Dracula's Daughter? Morticia Addams? Nah, it's just French actress Sarah Bernhardt, circa 1873. She's not yet 30 and, though seen here in a coffin, still had fifty more years to go. In her day Bernhardt was considered the greatest actress in the world, but she was probably less Meryl Streep and more a thespian Lady Gaga: The-Artist-as-Weirdo. That's no slight but exactly what she wanted people to think, the first celebrity to conclude that there's no such thing as bad publicity. Take the coffin. As Sarah herself told it, she was nursing her tubercular sister back to health, letting her sleep in her own bed, while the actress slept in a casket that she just happened to have lying around the apartment. A manicurist dropped by, saw Sarah in the box, and ran out of the apartment screaming. From then on "all of Paris knew." So what else could poor Sarah do but have her picture taken in the sarcophagus and try her damnedest to make sure every man, woman, and child in France got a copy? It recalls another Artist-as-Weirdo, Michael Jackson, who a century later made sure a photo of himself sleeping in an oxygen chamber fell into the hands of the National Enquirer. That didn't hurt his record sales any (though a later revelation about an entirely different set of sleeping arrangements clearly did, proving that there IS such a thing as bad publicity.) Getting back to Sarah, it was just one of many eccentricities that she indulged in that the French loved gossiping about, from a private menagerie kept in that same crowded apartment to a private army of lovers, usually but not exclusively male, kept in that same private apartment. She wore belts below her hips, so much jewelry that she chimed as she walked, and, as if sleeping in a coffin wasn't enough, sculpted a death head of her recently departed husband. However, what truly shocked the normally open-minded French public wasn't what she did offstage but on it. Not satisfied with mere portrayals of Cleopatra or Salome, Sarah decided to play the title role in Hamlet as well! Later she is said to have donned a beard to play Shylock (if not the same gender, they at least shared the same religion.)

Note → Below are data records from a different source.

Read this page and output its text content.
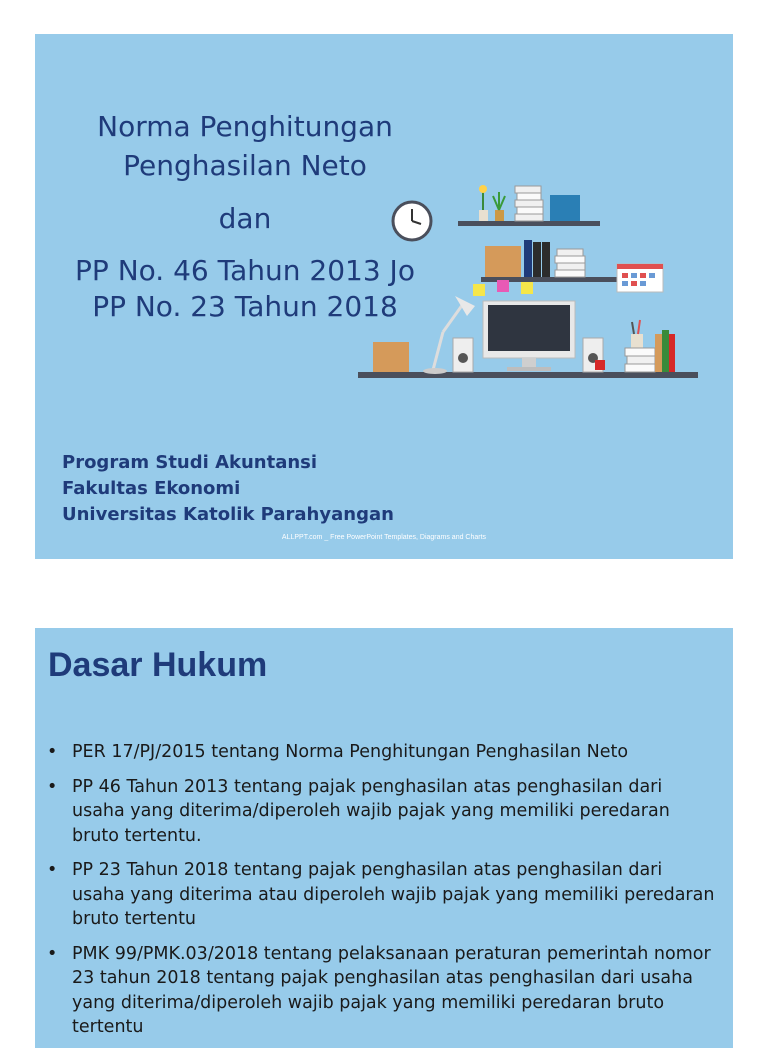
Norma Penghitungan
Penghasilan Neto
dan
PP No. 46 Tahun 2013 Jo
PP No. 23 Tahun 2018
Program Studi Akuntansi
Fakultas Ekonomi
Universitas Katolik Parahyangan
ALLPPT.com _ Free PowerPoint Templates, Diagrams and Charts
Dasar Hukum
• PER 17/PJ/2015 tentang Norma Penghitungan Penghasilan Neto
• PP 46 Tahun 2013 tentang pajak penghasilan atas penghasilan dari usaha yang diterima/diperoleh wajib pajak yang memiliki peredaran bruto tertentu.
• PP 23 Tahun 2018 tentang pajak penghasilan atas penghasilan dari usaha yang diterima atau diperoleh wajib pajak yang memiliki peredaran bruto tertentu
• PMK 99/PMK.03/2018 tentang pelaksanaan peraturan pemerintah nomor 23 tahun 2018 tentang pajak penghasilan atas penghasilan dari usaha yang diterima/diperoleh wajib pajak yang memiliki peredaran bruto tertentu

Sarah sold tickets and continued to through the rest of her life, which included a major calamity in the 20th century portion of that life. Jumping upon an improperly placed mattress during a performance, she apparently broke her leg and didn't seek medical attention right away. It didn't happen overnight, but gangrene eventually cost her that leg. Still, she appeared on stage and now movies and on recordings. As is often the case with film footage from before World War I, her screen appearances look as though they were shot through a Coke bottle (because the print has disintegrated; contemporary audiences would have seen it clear as day.) In her 60s, she obviously can no longer play the ingenue, and there's the flailing of arms so often seen in silent pictures, as if Sarah herself was the manicurist who had just seen Sarah in a coffin. But that's all we have to go by. The 19th century part of her career, which so wowed contemporary audiences, only exists in photographs. What would 21st century audiences think of her? Given changes in acting styles, it seems unlikely she would still be considered the greatest actress in the world (George Bernard Shaw, 12 years her junior, found her exaggerated mannerisms to be "childishly egotistical") but that doesn't mean she wouldn't be
fun to watch. We'll never know for sure, as Sarah Bernhardt is now Lost in Time...
Sarah Bernhardt lost a leg but not her reputation. Tragedy is relative.